Wednesday, January 09, 2008

Feedback & Critique: pete hocking

My friends at Wikipedia tell me “a critique is a systematic inquiry into the conditions and consequences of a concept or set of concepts, and an attempt to understand its limitations.” The definition comes from a cultural studies or philosophical perspective and it’s interesting to me that Wikipedia makes no reference to the use of the word in the arts. In my experience as a visual artist critiques (or “the crit”) have been a central part of my educational process.

You’ll notice that I note they’ve been a central part of my education, but not necessarily a helpful part.

Interestingly, I think the cultural studies definition provides some insight into the ambivalence I feel about this process. The aim of critique is to understand, define and name limitations. In the visual arts critique I’ve found that those offering critique (and those receiving it) often confuse the object with the artist – sometimes with die consequence.

It’s my belief that education should focus on advancing the abilities, knowledge, self-awareness and criticality of the learner. With this in mind, I’ve adapted my own style for offering artist feedback to begin with the intentions of the artist -- and to assess the success of art in relation to the intentions with which they were created. Although it’s sometimes hard to do, I keep in mind that feedback dialogue isn’t a moment for me to relay what I know; rather it’s a moment that an artist might advance his or her work.

One of the interesting dimensions of New Urban Arts is the way that multiple traditions coexist within the flurry of activity. People arrive with their experience and they share it. Sometimes this means reproducing practices that don’t necessarily serve us. I’ve seen this with critique.

I’ve been asked to lead a feedback session with artist mentors this afternoon – looking at several pieces from the current gallery show of artist mentor work. In preparing, I’ve pulled out two feedback models that I respect – one from Liz Lerman, that’s primarily been developed within the context of dance performance, and another from my Goddard College colleague, laiwan. They overlap in significant ways and also each provide unique insights. I offer them here:

Liz Lehman's Method of Critical Response
Step 1. Look at the work. What makes you curious? What do you like about the work? Always give positive reinforcement.
Step 2. The artist asks the audience questions. Make sure you do not ask yes or no questions. Ask more open questions.
Step 3. The observer asks the artist neutral questions in order to let the artist see the work in a new way.
Step 4. Opinion statement. Ask the artist, "I have an opinion, do you want to hear it?"
Step 5. Ask the artist what will they be working on in the future.

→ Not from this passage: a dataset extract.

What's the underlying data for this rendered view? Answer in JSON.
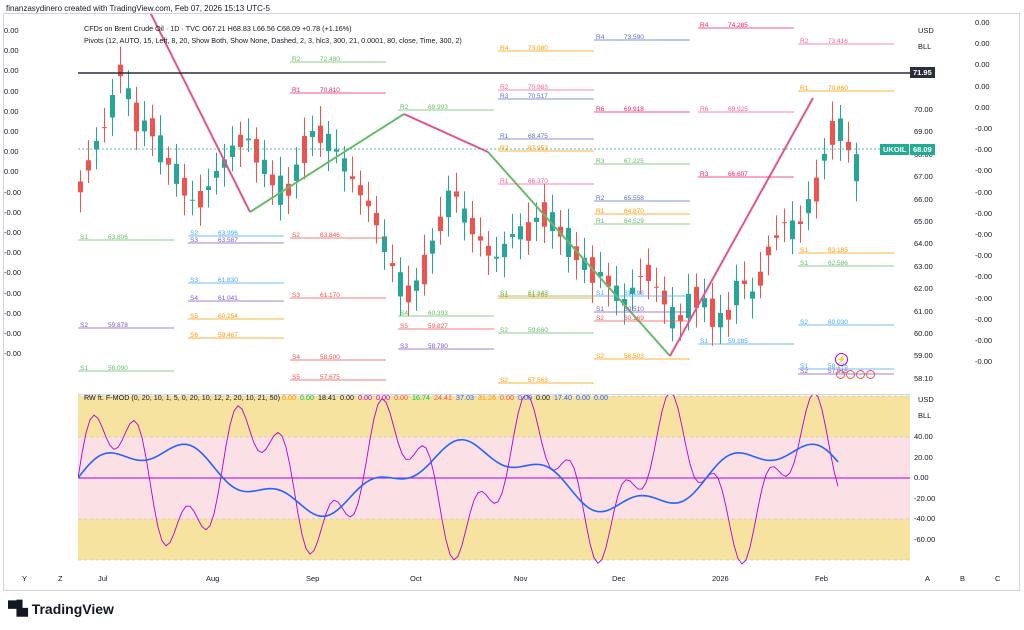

Method for Interpreting Art by Laiwan
1. Describe what you see and only what you see (articulate details, colours, textures, forms, composition, materials, how it takes up time and space, describe its craft, properties and characteristics as an object, the details of each image and the characteristics of the image, etc.) avoid free associations at this time.
2. Describe what the work or object feels like and how it makes you feel -- avoid free associations at this time.
3. Analyse possible meanings of the object or image and/or the intentions of the artist.
4. At this step we can now freely associate possible meanings.
5. Give any possible historical or contemporary art contexts for the art, process, object or image.
6. The artist can now step forward and talk briefly about their own process of making the work or finding the object and/or the image

In my own practice I tend to adapt elements of each of these and some of my own. In approaching feedback I tend to ask questions like these (although not always in a specific sequence):
• What kind of feedback would be useful to you in relation to this work?
• What were your intentions in making this piece? Why did you make it? What aspirations did you have for the piece as you began?
• Are there questions you still have about it? Do you think you’ve resolved the questions that drove your intention in making it?
• In what context(s) (intellectual, social, spiritual, historical, philosophical, artistic, embodied, et cetera) does the work reside? Is the work critically contextualized within a larger set of discourses? Does it establish an intentional new discourse? Does it demonstrate an awareness of the context(s) it's engaging?
• For what audience is the work intended? Is the work accessible to its audience? Does the work engage the audience in their own experience, in conversation, or the construction of new meaning?
• Does the work construct meaning? Is the meaning –either intellectual, emotional, embodied, spiritual, et cetera?
• Does its craft support the work's meaning? Does it distract from the meaning?
• Does the artist think the work is successful? Is there direct feedback they’d specifically like to receive?

I don’t mean to imply with these examples that there is one means of feedback that’s correct. Indeed, the context of the feedback may require different tools at different times. I do think that we all benefit from having a wide array of tools at our disposal and that cultivating a diversity of means to talk with artists about their work can only help us cultivate our own ability to advance our own work, ideas and thinking.